Storied books

A collection of 144 aquatints by the famous Daniells was just one of the volumes in a recent antiquarian auction

August 27, 2016 04:10 pm | Updated 06:51 pm IST

Volumes on display at StoryLTD's first online auction of antiquarian books.

Volumes on display at StoryLTD's first online auction of antiquarian books.

In 1785, Thomas Daniell, 36, and his nephew William Daniell, then a boy aged 16, travelled to India where they would spend the next nine years. The elder Daniell, a landscape painter by profession, had found it difficult to establish himself in England and was drawn to the East by stories of the wealth and fortune available to travellers who ventured to the British Empire’s provinces there. He obtained permission from the East India Company to travel to Calcutta to work as an engraver, with William as his assistant.

The Daniells crisscrossed India in palanquins, bullock carts and horseback, and upon their return to London in 1974, produced a series of aquatints that were subsequently regarded as the finest illustrated work ever published of India, covering Mughal architecture such as the Jama Masjid in Delhi, mountain landscapes such as those seen in Garwhal along with views of Madras and Calcutta. According to British auction house Christie’s, “The Daniells tapped a vein of nostalgia among colonial administrators, curiosity among European travellers (both active and armchair), and pride among the British for victorious military campaigns there.”

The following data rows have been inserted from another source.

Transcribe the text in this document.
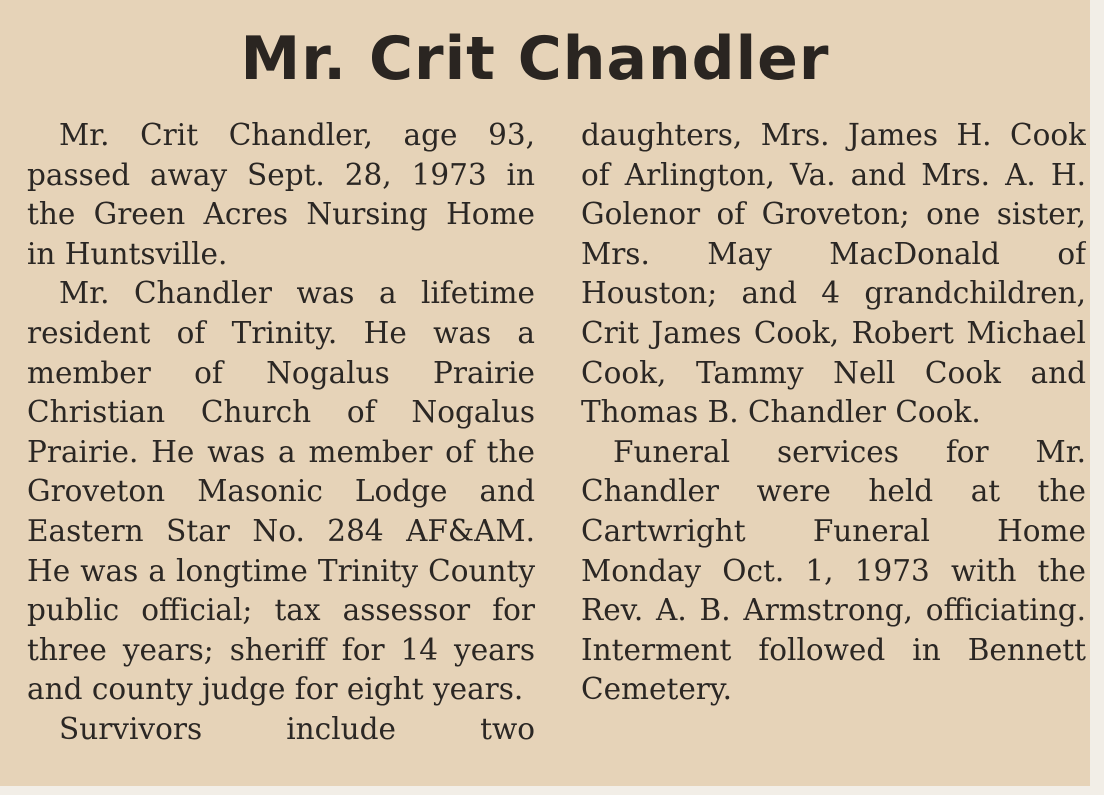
Mr. Crit Chandler

Mr. Crit Chandler, age 93, passed away Sept. 28, 1973 in the Green Acres Nursing Home in Huntsville.

Mr. Chandler was a lifetime resident of Trinity. He was a member of Nogalus Prairie Christian Church of Nogalus Prairie. He was a member of the Groveton Masonic Lodge and Eastern Star No. 284 AF&AM. He was a longtime Trinity County public official; tax assessor for three years; sheriff for 14 years and county judge for eight years.

Survivors include two

daughters, Mrs. James H. Cook of Arlington, Va. and Mrs. A. H. Golenor of Groveton; one sister, Mrs. May MacDonald of Houston; and 4 grandchildren, Crit James Cook, Robert Michael Cook, Tammy Nell Cook and Thomas B. Chandler Cook.

Funeral services for Mr. Chandler were held at the Cartwright Funeral Home Monday Oct. 1, 1973 with the Rev. A. B. Armstrong, officiating. Interment followed in Bennett Cemetery.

Oriental Scenery , the Daniells’ collection of 144 aquatints across six parts, was the marquee piece in a recent auction of antiquarian books held on August 16 and 17 by Storyltd.com, a platform for fine art and collectibles based out of Mumbai. The six-part series in two volumes sold for Rs. 12 lakh and was part of StoryLTD’s first online auction of antiquarian books.

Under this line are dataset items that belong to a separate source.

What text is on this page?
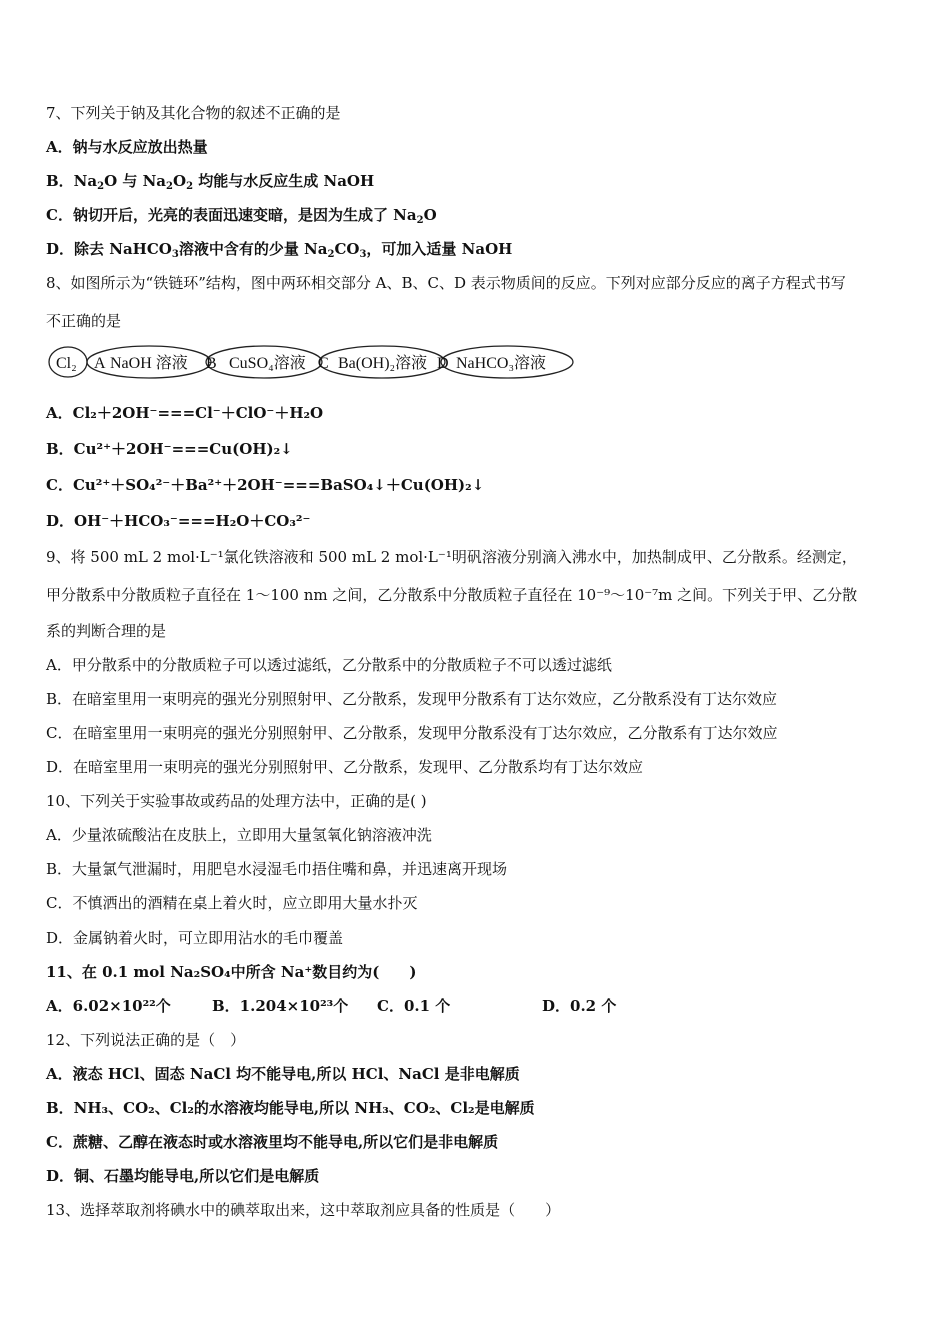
7、下列关于钠及其化合物的叙述不正确的是
A．钠与水反应放出热量
B．$Na_2O$ 与 $Na_2O_2$ 均能与水反应生成 NaOH
C．钠切开后，光亮的表面迅速变暗，是因为生成了 $Na_2O$
D．除去 NaHCO$_3$溶液中含有的少量 $Na_2CO_3$，可加入适量 NaOH
8、如图所示为“铁链环”结构，图中两环相交部分 A、B、C、D 表示物质间的反应。下列对应部分反应的离子方程式书写
不正确的是
Cl₂ A NaOH 溶液 B CuSO₄溶液 C Ba(OH)₂溶液 D NaHCO₃溶液
A．Cl₂＋2OH⁻===Cl⁻＋ClO⁻＋H₂O
B．Cu²⁺＋2OH⁻===Cu(OH)₂↓
C．Cu²⁺＋SO₄²⁻＋Ba²⁺＋2OH⁻===BaSO₄↓＋Cu(OH)₂↓
D．OH⁻＋HCO₃⁻===H₂O＋CO₃²⁻
9、将 500 mL 2 mol·L⁻¹氯化铁溶液和 500 mL 2 mol·L⁻¹明矾溶液分别滴入沸水中，加热制成甲、乙分散系。经测定，
甲分散系中分散质粒子直径在 1～100 nm 之间，乙分散系中分散质粒子直径在 10⁻⁹～10⁻⁷m 之间。下列关于甲、乙分散
系的判断合理的是
A．甲分散系中的分散质粒子可以透过滤纸，乙分散系中的分散质粒子不可以透过滤纸
B．在暗室里用一束明亮的强光分别照射甲、乙分散系，发现甲分散系有丁达尔效应，乙分散系没有丁达尔效应
C．在暗室里用一束明亮的强光分别照射甲、乙分散系，发现甲分散系没有丁达尔效应，乙分散系有丁达尔效应
D．在暗室里用一束明亮的强光分别照射甲、乙分散系，发现甲、乙分散系均有丁达尔效应
10、下列关于实验事故或药品的处理方法中，正确的是( )
A．少量浓硫酸沾在皮肤上，立即用大量氢氧化钠溶液冲洗
B．大量氯气泄漏时，用肥皂水浸湿毛巾捂住嘴和鼻，并迅速离开现场
C．不慎洒出的酒精在桌上着火时，应立即用大量水扑灭
D．金属钠着火时，可立即用沾水的毛巾覆盖
11、在 0.1 mol Na₂SO₄中所含 Na⁺数目约为(　　)
A．6.02×10²²个	B．1.204×10²³个 C．0.1 个	D．0.2 个
12、下列说法正确的是（　）
A．液态 HCl、固态 NaCl 均不能导电,所以 HCl、NaCl 是非电解质
B．NH₃、CO₂、Cl₂的水溶液均能导电,所以 NH₃、CO₂、Cl₂是电解质
C．蔗糖、乙醇在液态时或水溶液里均不能导电,所以它们是非电解质
D．铜、石墨均能导电,所以它们是电解质
13、选择萃取剂将碘水中的碘萃取出来，这中萃取剂应具备的性质是（　　）
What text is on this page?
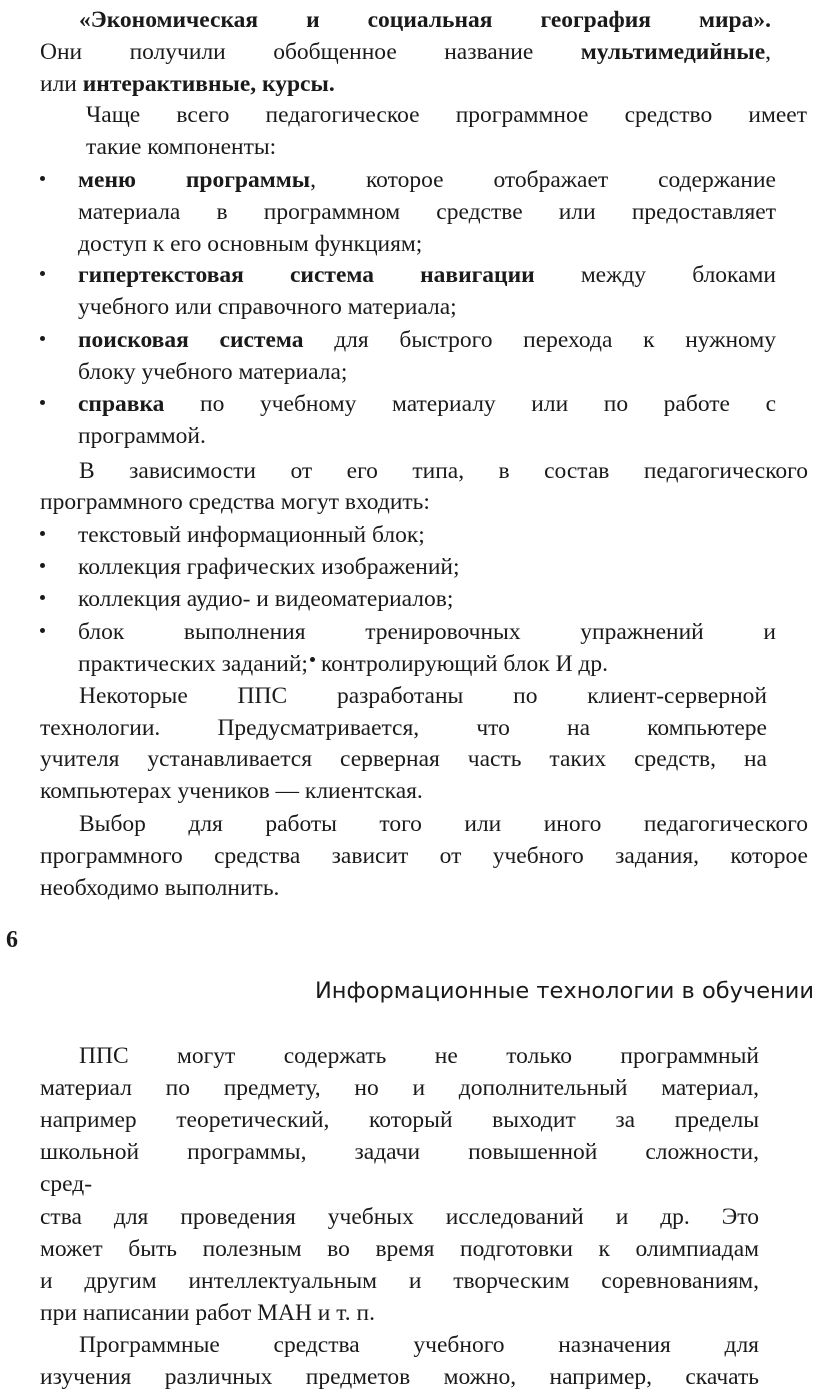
«Экономическая и социальная география мира».
Они получили обобщенное название мультимедийные,
или интерактивные, курсы.
Чаще всего педагогическое программное средство имеет
такие компоненты:
меню программы, которое отображает содержание
материала в программном средстве или предоставляет
доступ к его основным функциям;
гипертекстовая система навигации между блоками
учебного или справочного материала;
поисковая система для быстрого перехода к нужному
блоку учебного материала;
справка по учебному материалу или по работе с
программой.
В зависимости от его типа, в состав педагогического
программного средства могут входить:
текстовый информационный блок;
коллекция графических изображений;
коллекция аудио- и видеоматериалов;
блок выполнения тренировочных упражнений и
практических заданий; контролирующий блок И др.
Некоторые ППС разработаны по клиент-серверной
технологии. Предусматривается, что на компьютере
учителя устанавливается серверная часть таких средств, на
компьютерах учеников — клиентская.
Выбор для работы того или иного педагогического
программного средства зависит от учебного задания, которое
необходимо выполнить.
6
Информационные технологии в обучении
ППС могут содержать не только программный
материал по предмету, но и дополнительный материал,
например теоретический, который выходит за пределы
школьной программы, задачи повышенной сложности,
сред-
ства для проведения учебных исследований и др. Это
может быть полезным во время подготовки к олимпиадам
и другим интеллектуальным и творческим соревнованиям,
при написании работ МАН и т. п.
Программные средства учебного назначения для
изучения различных предметов можно, например, скачать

The auction recorded sales of over Rs. 86 lakh, with 31 of the 51 lots finding buyers. The collection of books on auction, ranging from the 17th century, was curated around the theme of the British Raj in India and several titles contain accounts of travellers in this period who produced lavish colour illustrations and recorded local subjects, sceneries and events.

Other high sellers in the auction were Portraits of Princes and People of India , an important work by English poet and novelist Emily Eden, where she documented the lives of Indian rulers and their families when she accompanied her brother, Lord Auckland, to India when he was Governor General from 1836 to 1842.

Another book, titled Recollections of India by Charles Stewart Hardinge, contains lithographs along with descriptive texts from Punjab and Kashmir as well as portraits of rulers during the time. Other titles sold include Costumes of Hindostan and General Views and Special Points of Interest in the City of Lucknow , making it a pretty eclectic range.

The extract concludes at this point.